Isa Hassan, also a Muslim healer and officer of the organization, added that:
The spirits like the music, so they may make themselves manifest, so they may talk [through the sufferer]. A specific type of music is for a specific type of spirit; only this way will each spirit reveal ways of releasing the patient. Once the healer has established the type of spirit before him, in the person, he begins the corresponding type of music. The lyrics are the healer's [or sufferer's] own. It is impossible to give lyrics of a particular ngoma because there is so much improvisation and variation, so much depends on the individual case. How then does an ngoma help a person? The music enchants the sufferer so he can express himself better, and reveal the spirit.

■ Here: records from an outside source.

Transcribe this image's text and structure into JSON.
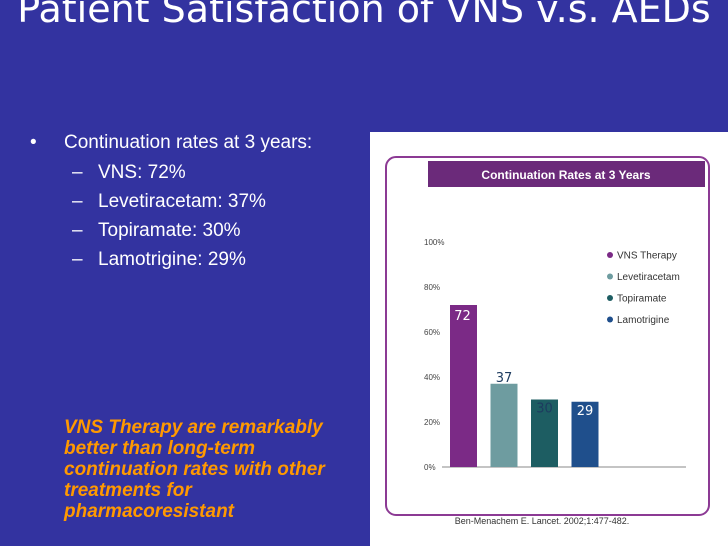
{
  "slide": {
    "title": "Patient Satisfaction of VNS v.s. AEDs",
    "bullet": "Continuation rates at 3 years:",
    "sub_bullets": [
      "VNS: 72%",
      "Levetiracetam: 37%",
      "Topiramate: 30%",
      "Lamotrigine: 29%"
    ],
    "note": "VNS Therapy are remarkably better than long-term continuation rates with other treatments for pharmacoresistant"
  },
  "chart_data": {
    "type": "bar",
    "title": "Continuation Rates at 3 Years",
    "categories": [
      "VNS Therapy",
      "Levetiracetam",
      "Topiramate",
      "Lamotrigine"
    ],
    "values": [
      72,
      37,
      30,
      29
    ],
    "data_labels": [
      "72",
      "37",
      "30",
      "29"
    ],
    "ylim": [
      0,
      100
    ],
    "y_ticks": [
      "0%",
      "20%",
      "40%",
      "60%",
      "80%",
      "100%"
    ],
    "legend_position": "top-right",
    "colors": [
      "#7b2a86",
      "#6e9ca0",
      "#1d5d62",
      "#1f4f8c"
    ],
    "title_band_color": "#6b2a7a",
    "frame_color": "#8c3a94",
    "source": "Ben-Menachem E. Lancet. 2002;1:477-482."
  }
}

"Accepting the sickness," "confessing dreams," "presenting one's self," "the spirits talking," "sufferer and spirit being the same thing," "patient directing the healer" are some of the expressions that get to the core of ngoma discourse. In terms of the communicative structure of this discourse, we have seen (in the previous chapter) how important is not only the two-way discourse between healer and sufferer but that a third pole, a third party, is also common. This may be the therapy manager of Kongo society, the diviner-assigned assistant who says "I agree," in Swaziland, or the small group in the ngoma session who listen and sing back to the sufferer the song just intoned. Spirit, here, may be considered another type of third party in the discourse, which may or may not be dramatically manifested. In other words, spirit is a manner of speaking, a hypothesis, a format.